What does that look like? Let’s use the example of a busy parent who wants to improve their parenting of a young school aged child, who is becoming more argumentative and somewhat difficult.
First of all, a SMART goal is specific: it includes the who, what, where, and why.
- What do you mean by, “you want to improve your parenting of your challenging child?” Are you saying you want your child’s behavior to be better, or are you saying that you want to use better parenting skills? Let’s say you agree to focus on your own behavior. So, the who is you, the parent.
- The what and where: After reflecting, perhaps reading a couple of parenting blogs or books, or talking to some family or friends who know you well, you decide that spending some uninterrupted quality time at home several times a week doing something your child loves would be helpful. So the what is the special time doing something your child loves with you.The intention is that your child will experience you as curious and interested, unconditionally accepting and loving during that time. Listen, listen, listen and set parent driven problem solving aside.
- Now for the why. While there are many, you know it’s important that your child is happy and healthy, and that you have done the things a parent can reasonably do to support them. That’s a good why.
Now to measure your goal.
- You decide to spend 15 to 20 minutes of uninterrupted time at least five times per week doing something with your child that they want to (within reason) and enjoy doing. Make your own little chart, or use your calendar to check off what you did that day.If you get to five or more a week, you hit your mark.
Make the goal attainable!
- Is it reasonable for you to do these things and can you remove the barriers or get the supports you need to make that happen? While you should expect some setbacks along the way, and may need to adjust some of your supports to get the job done. Perhaps it a little bit of a stretch because of your work schedule, but you think you might be able to pull it off. Check this one off!
And how is it relevant?
You are aware that you are often frustrated with yourself for losing patience with your child. You decide you want to stop that before things escalate. You want your child to know they are loved and appreciated and want a better bond. So your goal is relevant!

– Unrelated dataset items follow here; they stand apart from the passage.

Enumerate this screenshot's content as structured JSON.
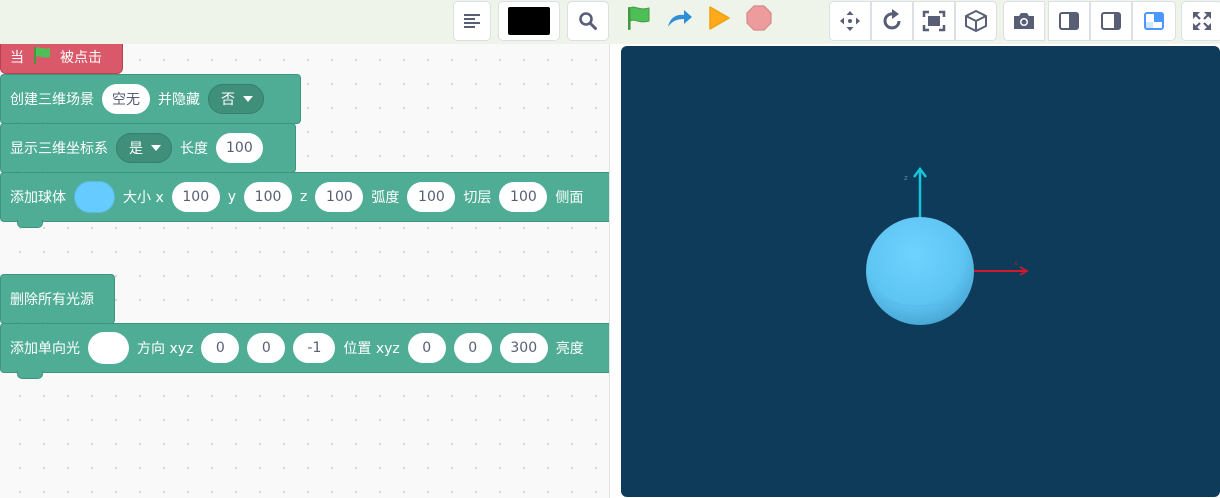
{
  "toolbar": {
    "buttons": [
      {
        "name": "code-view-icon"
      },
      {
        "name": "color-picker-swatch",
        "color": "#000000"
      },
      {
        "name": "search-icon"
      }
    ],
    "run_controls": [
      {
        "name": "green-flag-icon",
        "color": "#4cbf56"
      },
      {
        "name": "redo-arrow-icon",
        "color": "#4c97ff"
      },
      {
        "name": "run-play-icon",
        "color": "#ffab19"
      },
      {
        "name": "stop-icon",
        "color": "#ec9c9c"
      }
    ],
    "stage_tools": [
      {
        "name": "move-icon"
      },
      {
        "name": "rotate-icon"
      },
      {
        "name": "fit-screen-icon"
      },
      {
        "name": "cube-3d-icon"
      },
      {
        "name": "camera-icon"
      },
      {
        "name": "layout-left-icon"
      },
      {
        "name": "layout-right-icon"
      },
      {
        "name": "layout-small-stage-icon",
        "active": true,
        "color": "#4c97ff"
      },
      {
        "name": "fullscreen-icon"
      }
    ]
  },
  "script": {
    "hat": {
      "before": "当",
      "after": "被点击",
      "flag_icon": "green-flag-icon"
    },
    "create_scene": {
      "label": "创建三维场景",
      "value": "空无",
      "hide_label": "并隐藏",
      "hide_value": "否"
    },
    "show_axes": {
      "label": "显示三维坐标系",
      "value": "是",
      "length_label": "长度",
      "length": "100"
    },
    "add_sphere": {
      "label": "添加球体",
      "color": "#66ccff",
      "size_label": "大小 x",
      "x": "100",
      "y_label": "y",
      "y": "100",
      "z_label": "z",
      "z": "100",
      "arc_label": "弧度",
      "arc": "100",
      "layers_label": "切层",
      "layers": "100",
      "side_label": "侧面"
    },
    "delete_lights": {
      "label": "删除所有光源"
    },
    "add_light": {
      "label": "添加单向光",
      "color": "#ffffff",
      "dir_label": "方向 xyz",
      "dx": "0",
      "dy": "0",
      "dz": "-1",
      "pos_label": "位置 xyz",
      "px": "0",
      "py": "0",
      "pz": "300",
      "brightness_label": "亮度"
    }
  },
  "stage": {
    "background": "#0f3b5a",
    "sphere_color": "#66ccff",
    "axis_y_label": "z",
    "axis_x_label": "x",
    "axis_y_color": "#19c4d9",
    "axis_x_color": "#d0192b"
  }
}
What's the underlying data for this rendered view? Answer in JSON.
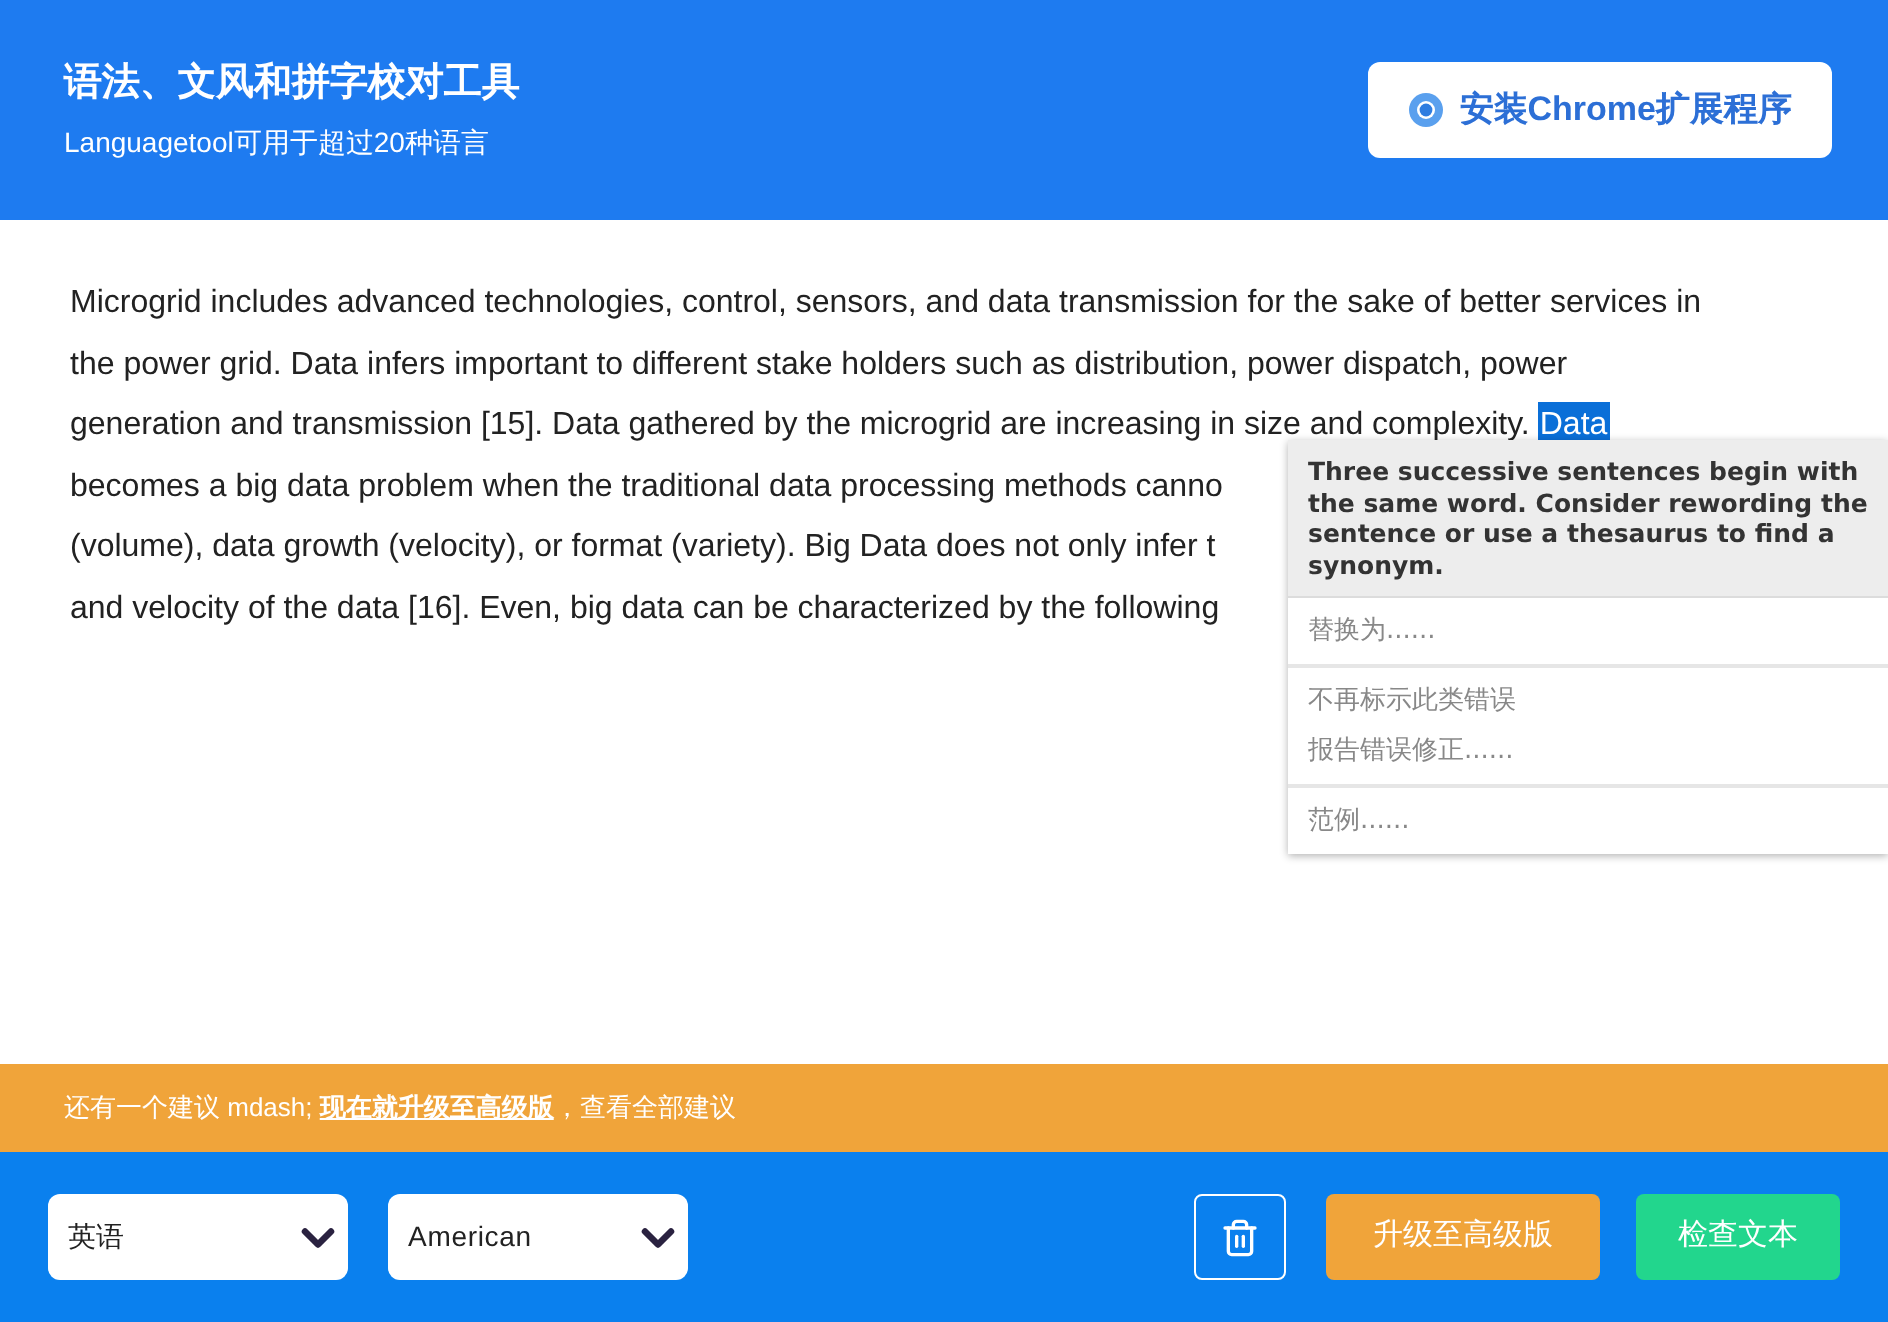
{
  "header": {
    "title": "语法、文风和拼字校对工具",
    "subtitle": "Languagetool可用于超过20种语言",
    "install_button": "安装Chrome扩展程序"
  },
  "editor": {
    "lines": [
      {
        "text": "Microgrid includes advanced technologies, control, sensors, and data transmission for the sake of better services in"
      },
      {
        "text": "the power grid. Data infers important to different stake holders such as distribution, power dispatch, power"
      },
      {
        "text": "generation and transmission [15]. Data gathered by the microgrid are increasing in size and complexity.",
        "highlight": "Data"
      },
      {
        "text": "becomes a big data problem when the traditional data processing methods canno"
      },
      {
        "text": "(volume), data growth (velocity), or format (variety). Big Data does not only infer t"
      },
      {
        "text": "and velocity of the data [16]. Even, big data can be characterized by the following"
      }
    ]
  },
  "popup": {
    "message": "Three successive sentences begin with the same word. Consider rewording the sentence or use a thesaurus to find a synonym.",
    "groups": [
      [
        "替换为......"
      ],
      [
        "不再标示此类错误",
        "报告错误修正......"
      ],
      [
        "范例......"
      ]
    ]
  },
  "notice": {
    "prefix": "还有一个建议 mdash; ",
    "link": "现在就升级至高级版",
    "suffix": "，查看全部建议"
  },
  "footer": {
    "language": "英语",
    "variant": "American",
    "upgrade_button": "升级至高级版",
    "check_button": "检查文本"
  }
}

And now for time sensitive. Having a timeframe in mind helps you to organize your efforts and set a time to reevaluate.
- You decide three months (considered to be a good amount of time to develop a new skill or habit) is a reasonable timeframe to get a sense of whether your efforts are paying off. And by then, are you sharing regular moments of joy with your child and have gained perspective and new appreciation of things that create an opportunity to set yet another SMART parenting goal?
Whether it be parenting, health and fitness, or some other personal goal that you want to accomplish, step back and set a SMART goal. Doing so will help you avoid emotionally driven and unrealistic expectations for the new year that are likely to be unsuccessful. It’s also a great opportunity to show your kids that thoughtful and calm problem solving to overcome a hurdle or to achieve a new goal can pay off.